I do, occasionally, cook things other than bread. Meat!
For reasons political, health-related, and financial, I've been a little more wary about buying meat lately. We do eat it, but we really don't want to be eating factory-farmed or processed products, for all of the obvious reasons. (We're not perfect, we sometimes buy eggs across the street, or Boars Head turkey, but we are really trying not to.) I won't go deep into what should be well-known by now, nor into the obvious equation that eating more expensive meat means that we eat less of it, but one of the effects of these choices is that the meat I buy most frequently has become turkey from DiPaola Turkey Farm, makers of our favorite sausage and purveyers of affordable, delicious everything.
Actually, I don't know a whole lot about DiPaola's breeds or farming practices, I tend to trust that they're all right because they show up at the farmer's market. Writing this, that seems a little credulous, so I'll look into it and get back on that one, but at the moment, I'm making recipes for everything from chicken to beef to pork with turkey legs and thighs. The man at the market suggested I beat and bread boneless thighs, scallopine-style, but I have yet to do this. Mostly, I've been making stews and braises.
The other night, I used turkey legs to try a recipe for a dish that's been mildly obsessing me--carnitas. I got my general ingredient profile and tips on technique from Molly Stevens' book All About Braising. Stevens' careful, detailed, step by step instructions let me feel free to use what I had in the house and basically do whatever I wanted.

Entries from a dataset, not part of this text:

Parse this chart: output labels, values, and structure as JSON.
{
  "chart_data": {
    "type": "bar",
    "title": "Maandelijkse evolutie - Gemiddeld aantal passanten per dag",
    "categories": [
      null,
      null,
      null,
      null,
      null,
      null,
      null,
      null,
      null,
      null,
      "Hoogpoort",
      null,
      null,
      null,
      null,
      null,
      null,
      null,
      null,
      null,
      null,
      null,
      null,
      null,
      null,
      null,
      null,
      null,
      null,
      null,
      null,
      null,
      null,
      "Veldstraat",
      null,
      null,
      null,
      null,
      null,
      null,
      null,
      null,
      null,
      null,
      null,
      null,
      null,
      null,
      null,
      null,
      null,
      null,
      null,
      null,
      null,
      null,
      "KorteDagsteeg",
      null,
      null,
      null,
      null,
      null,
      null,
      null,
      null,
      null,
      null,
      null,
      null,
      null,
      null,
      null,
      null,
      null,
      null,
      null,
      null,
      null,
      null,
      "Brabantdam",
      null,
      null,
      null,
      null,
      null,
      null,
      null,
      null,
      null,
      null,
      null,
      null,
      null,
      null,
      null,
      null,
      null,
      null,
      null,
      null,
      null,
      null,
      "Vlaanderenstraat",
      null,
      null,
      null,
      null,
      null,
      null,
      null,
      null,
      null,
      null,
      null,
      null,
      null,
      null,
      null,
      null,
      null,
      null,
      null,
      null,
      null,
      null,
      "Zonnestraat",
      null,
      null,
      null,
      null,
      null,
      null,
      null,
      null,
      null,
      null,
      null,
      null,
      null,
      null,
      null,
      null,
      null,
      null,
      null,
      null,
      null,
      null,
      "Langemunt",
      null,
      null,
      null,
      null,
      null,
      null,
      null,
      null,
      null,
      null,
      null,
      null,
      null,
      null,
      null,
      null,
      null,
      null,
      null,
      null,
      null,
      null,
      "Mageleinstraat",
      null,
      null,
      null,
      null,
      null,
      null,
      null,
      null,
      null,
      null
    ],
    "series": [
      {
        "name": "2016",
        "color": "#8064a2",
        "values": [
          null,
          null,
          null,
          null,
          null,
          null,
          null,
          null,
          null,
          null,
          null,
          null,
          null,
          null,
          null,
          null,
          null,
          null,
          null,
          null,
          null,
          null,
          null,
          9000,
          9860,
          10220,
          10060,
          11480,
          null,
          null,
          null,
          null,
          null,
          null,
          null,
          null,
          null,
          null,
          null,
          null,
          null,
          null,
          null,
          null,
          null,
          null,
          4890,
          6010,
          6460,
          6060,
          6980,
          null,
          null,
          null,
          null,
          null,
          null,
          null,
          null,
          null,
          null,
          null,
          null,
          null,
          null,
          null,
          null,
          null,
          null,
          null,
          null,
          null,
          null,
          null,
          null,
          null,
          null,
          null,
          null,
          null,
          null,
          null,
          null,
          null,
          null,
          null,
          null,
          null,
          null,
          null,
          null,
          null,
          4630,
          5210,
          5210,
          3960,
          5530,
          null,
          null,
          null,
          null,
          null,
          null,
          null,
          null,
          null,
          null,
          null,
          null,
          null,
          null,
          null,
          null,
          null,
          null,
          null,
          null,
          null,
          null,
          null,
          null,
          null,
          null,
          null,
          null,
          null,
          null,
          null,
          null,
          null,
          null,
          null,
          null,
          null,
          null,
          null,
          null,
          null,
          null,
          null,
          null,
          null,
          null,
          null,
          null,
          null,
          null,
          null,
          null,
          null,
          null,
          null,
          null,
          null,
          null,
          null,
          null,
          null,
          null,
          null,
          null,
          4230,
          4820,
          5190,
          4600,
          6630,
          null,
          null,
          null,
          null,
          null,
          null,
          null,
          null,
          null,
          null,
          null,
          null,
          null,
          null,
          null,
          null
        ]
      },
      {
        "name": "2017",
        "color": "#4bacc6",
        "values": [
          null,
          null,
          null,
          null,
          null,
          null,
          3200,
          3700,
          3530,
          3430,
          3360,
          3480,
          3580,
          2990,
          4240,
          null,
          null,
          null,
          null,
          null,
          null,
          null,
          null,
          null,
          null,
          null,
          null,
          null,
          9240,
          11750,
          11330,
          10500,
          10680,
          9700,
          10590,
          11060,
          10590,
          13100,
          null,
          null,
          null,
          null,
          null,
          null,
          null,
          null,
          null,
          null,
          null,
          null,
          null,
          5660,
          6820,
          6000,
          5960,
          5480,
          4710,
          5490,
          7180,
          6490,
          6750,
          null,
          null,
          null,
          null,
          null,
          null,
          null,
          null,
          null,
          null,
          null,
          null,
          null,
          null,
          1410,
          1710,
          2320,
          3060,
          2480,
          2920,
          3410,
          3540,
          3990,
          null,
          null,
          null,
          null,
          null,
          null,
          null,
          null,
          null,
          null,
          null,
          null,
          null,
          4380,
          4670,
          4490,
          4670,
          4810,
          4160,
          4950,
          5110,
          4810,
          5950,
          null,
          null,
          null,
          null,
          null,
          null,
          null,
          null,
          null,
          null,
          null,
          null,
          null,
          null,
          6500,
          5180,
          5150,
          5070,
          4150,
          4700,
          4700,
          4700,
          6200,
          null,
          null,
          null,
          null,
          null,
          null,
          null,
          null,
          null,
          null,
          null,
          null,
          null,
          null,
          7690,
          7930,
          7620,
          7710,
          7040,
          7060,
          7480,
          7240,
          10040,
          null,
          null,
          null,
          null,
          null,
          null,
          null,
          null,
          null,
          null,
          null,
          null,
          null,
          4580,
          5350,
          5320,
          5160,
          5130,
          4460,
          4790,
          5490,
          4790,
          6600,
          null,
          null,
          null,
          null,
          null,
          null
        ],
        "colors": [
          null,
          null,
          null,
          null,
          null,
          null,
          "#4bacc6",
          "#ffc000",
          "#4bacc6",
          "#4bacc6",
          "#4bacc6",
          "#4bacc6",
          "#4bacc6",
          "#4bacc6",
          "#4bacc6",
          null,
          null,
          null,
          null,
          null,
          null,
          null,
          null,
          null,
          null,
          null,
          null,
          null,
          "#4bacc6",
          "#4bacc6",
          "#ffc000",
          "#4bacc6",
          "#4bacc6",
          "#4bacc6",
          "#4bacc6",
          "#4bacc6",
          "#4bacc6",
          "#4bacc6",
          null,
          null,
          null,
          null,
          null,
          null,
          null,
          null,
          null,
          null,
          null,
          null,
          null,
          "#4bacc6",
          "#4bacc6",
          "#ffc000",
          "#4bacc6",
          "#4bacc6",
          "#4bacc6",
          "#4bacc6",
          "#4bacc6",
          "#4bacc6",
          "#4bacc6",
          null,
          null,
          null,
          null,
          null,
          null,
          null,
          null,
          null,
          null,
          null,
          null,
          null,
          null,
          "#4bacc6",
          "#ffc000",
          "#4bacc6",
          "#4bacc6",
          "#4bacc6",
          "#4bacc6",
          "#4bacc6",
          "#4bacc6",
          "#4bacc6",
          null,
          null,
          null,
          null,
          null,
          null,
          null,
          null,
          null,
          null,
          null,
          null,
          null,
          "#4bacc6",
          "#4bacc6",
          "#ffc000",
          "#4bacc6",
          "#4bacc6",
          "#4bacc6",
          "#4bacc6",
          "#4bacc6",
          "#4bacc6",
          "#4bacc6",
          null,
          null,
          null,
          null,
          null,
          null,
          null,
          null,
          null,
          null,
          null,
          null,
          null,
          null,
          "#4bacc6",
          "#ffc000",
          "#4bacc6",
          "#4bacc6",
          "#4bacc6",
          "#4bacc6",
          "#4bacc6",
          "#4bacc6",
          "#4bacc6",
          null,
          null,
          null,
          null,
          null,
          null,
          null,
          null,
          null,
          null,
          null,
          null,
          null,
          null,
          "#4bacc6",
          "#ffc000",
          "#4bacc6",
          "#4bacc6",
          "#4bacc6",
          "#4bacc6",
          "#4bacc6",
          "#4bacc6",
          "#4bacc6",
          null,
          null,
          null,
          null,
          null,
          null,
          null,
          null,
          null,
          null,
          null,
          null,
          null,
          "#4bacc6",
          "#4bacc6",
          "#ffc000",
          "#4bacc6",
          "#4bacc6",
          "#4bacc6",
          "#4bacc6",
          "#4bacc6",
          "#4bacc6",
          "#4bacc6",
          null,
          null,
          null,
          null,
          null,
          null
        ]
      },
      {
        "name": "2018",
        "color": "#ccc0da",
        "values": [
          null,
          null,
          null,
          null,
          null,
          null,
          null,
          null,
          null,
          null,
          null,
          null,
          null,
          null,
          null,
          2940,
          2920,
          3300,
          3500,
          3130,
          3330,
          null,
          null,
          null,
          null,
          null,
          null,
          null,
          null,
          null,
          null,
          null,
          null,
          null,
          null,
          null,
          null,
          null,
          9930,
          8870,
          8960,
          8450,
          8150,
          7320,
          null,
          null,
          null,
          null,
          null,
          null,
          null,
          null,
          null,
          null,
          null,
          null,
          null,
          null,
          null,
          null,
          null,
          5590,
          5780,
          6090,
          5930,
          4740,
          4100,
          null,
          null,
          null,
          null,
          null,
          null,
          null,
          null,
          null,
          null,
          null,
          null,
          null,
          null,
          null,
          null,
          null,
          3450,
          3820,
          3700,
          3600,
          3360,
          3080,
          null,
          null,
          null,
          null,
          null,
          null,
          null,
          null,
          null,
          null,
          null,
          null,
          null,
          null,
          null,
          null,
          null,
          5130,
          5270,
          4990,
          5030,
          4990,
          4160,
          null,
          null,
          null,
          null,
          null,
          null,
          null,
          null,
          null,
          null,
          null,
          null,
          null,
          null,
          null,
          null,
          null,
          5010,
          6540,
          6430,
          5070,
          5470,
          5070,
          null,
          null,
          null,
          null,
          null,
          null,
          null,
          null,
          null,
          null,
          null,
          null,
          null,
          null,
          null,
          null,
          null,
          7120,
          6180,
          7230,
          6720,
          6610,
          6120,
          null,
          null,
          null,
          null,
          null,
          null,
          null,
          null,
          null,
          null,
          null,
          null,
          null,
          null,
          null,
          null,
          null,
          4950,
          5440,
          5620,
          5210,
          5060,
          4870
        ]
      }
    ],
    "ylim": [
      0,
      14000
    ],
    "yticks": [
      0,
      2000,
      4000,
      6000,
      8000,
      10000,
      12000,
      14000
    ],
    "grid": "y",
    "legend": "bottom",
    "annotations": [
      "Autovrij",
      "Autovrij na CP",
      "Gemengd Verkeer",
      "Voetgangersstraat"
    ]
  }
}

First, I seasoned and browned the legs, and at the same time roasted garlic, a few chiles, and canned tomatoes for a paste. I pureed the blistered vegetables, adding salt, cumin, smoked paprika, quince paste, oil, and a little water. Following Stevens' lead, I then burned some onions and added the paste in to cook with them for a while. Needing more liquid, I added some red wine and a little more water. I poured the sauce over the legs, covered the dish with parchment and foil (which felt wasteful, next time I'll use a dish with a top, and baked in a 300 degree oven for about two hours, turning once halfway through.
The legs, which were still half-frozen when they went in the oven, were fully cooked and easily sliced through with a spoon after the two hours, but to make them carnita-like, I turned up the oven to 350 and continued to cook, uncovered, for another half hour. The result was perfect texture, just slightly roasted, fall-apart moist meat. The taste was also good, though surprisingly mild. Next time I would considerably up the chile quotient, and maybe some of the other spices. Still, we've been eating it all week, over ginger scallion noodles, over potatoes, right off the bone...As you can see from the picture below, the dish also yielded a lot of turkey fat, one of my favorite cooking fats when I can get it, which will make some future risotto or kasha or pot of beans very happy. First carnitas effort a success. And I'm still obsessed with the general technique, so there will probably be more soon.
Doesn't it rest your eyes to see something other than bread and cake pictured? I promise, vegetables abound, and I'll let you see one soon. For now, just go back through all those CSA roundups if you can't wait.